The above observation suggest that the bladder is prone to accelerated failure over time, vs the inevitable decline of all body systems with age . Is there a way to minimize this risk? This is a good question to pursue. There have been some remarkable advances in regard to managing bladder problems. The advances in diagnostic Radiologic evaluations – CT scans, MRI’s, Ultrasound testing, nuclear medicine testing, urodynamic testing have been remarkable. Along with this, the menu of treatment options has also expanded in a phenomenal way. There are now a host of medications to treat dysfunction of the bladder and prostate. Surgical options and prosthetic advances have also been tremendous. Botulinum is now used to treat incontinence. The field of minimally invasive surgery was opened up with the coming of laparoscopic and robot assisted technologies. There have been some great prosthetic advances: artificial sphincters, implants to restore erections, a sacral stimulation pacemaker, sling procedures for incontinence . No doubt this all adds up to a pretty amazing amount of change in the last three decades .

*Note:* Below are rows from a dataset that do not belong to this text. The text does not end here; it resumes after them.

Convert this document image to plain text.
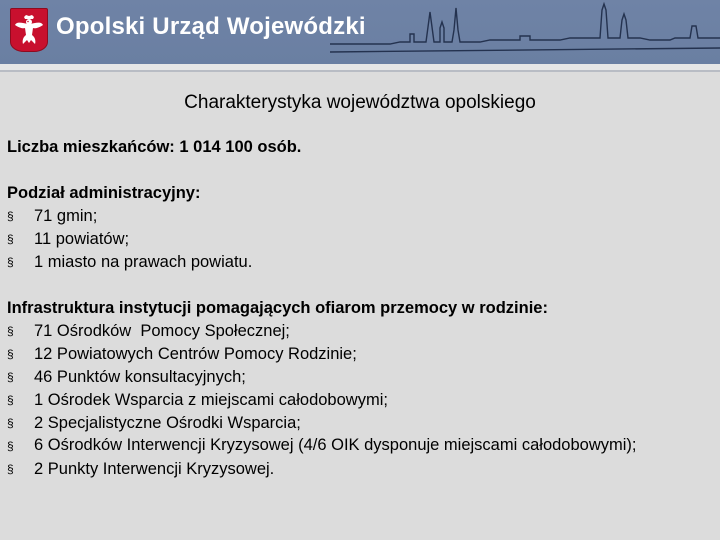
Opolski Urząd Wojewódzki
Charakterystyka województwa opolskiego

Liczba mieszkańców: 1 014 100 osób.

Podział administracyjny:

§	71 gmin;
§	11 powiatów;
§	1 miasto na prawach powiatu.

Infrastruktura instytucji pomagających ofiarom przemocy w rodzinie:

§	71 Ośrodków  Pomocy Społecznej;
§	12 Powiatowych Centrów Pomocy Rodzinie;
§	46 Punktów konsultacyjnych;
§	1 Ośrodek Wsparcia z miejscami całodobowymi;
§	2 Specjalistyczne Ośrodki Wsparcia;
§	6 Ośrodków Interwencji Kryzysowej (4/6 OIK dysponuje miejscami całodobowymi);
§	2 Punkty Interwencji Kryzysowej.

However, all these wonderful advances are therapeutic and not prophylactic. There is still the same expression of the above health issues seen over this same time frame. 50% of men face a risk of prostate hyperplasia , and 50% of women face significant risk of incontinence in their respective lifetime., Government guideline still recommend 3 female bathrooms for every male bathroom in federal buildings. The exact reasons for this have as yet to be defined. Evolution didn’t necessarily design the bladder (and other pelvic systems) to fail prematurely over ones lifetime.
An approach that has yet to be fully explored, is the potential negative impact that repetitive stress in the voiding habit can have over time. Voiding is a behavior and as with all behaviors there are certain rules and guidelines that must be followed for this behavior to remain efficient and unstressed. If these rules are not followed, then the bladder, and other pelvic organs , may be pushed into failure, given time. There is therefore a potential achilles heal that can, subtly and slowly, adversely impact maintenance of pelvic health.
The information offered here is directed at trying to optimize voiding behavior. The goal of this web site is to provide enough awareness of ongoing bladder behavior so as to keep it as non stressed as possible. If this can be achieved, logically, the bladder should age kindly, with a lower risk of the time related consequences that could very well be the destiny of the chronically (behaviorally) stressed bladder.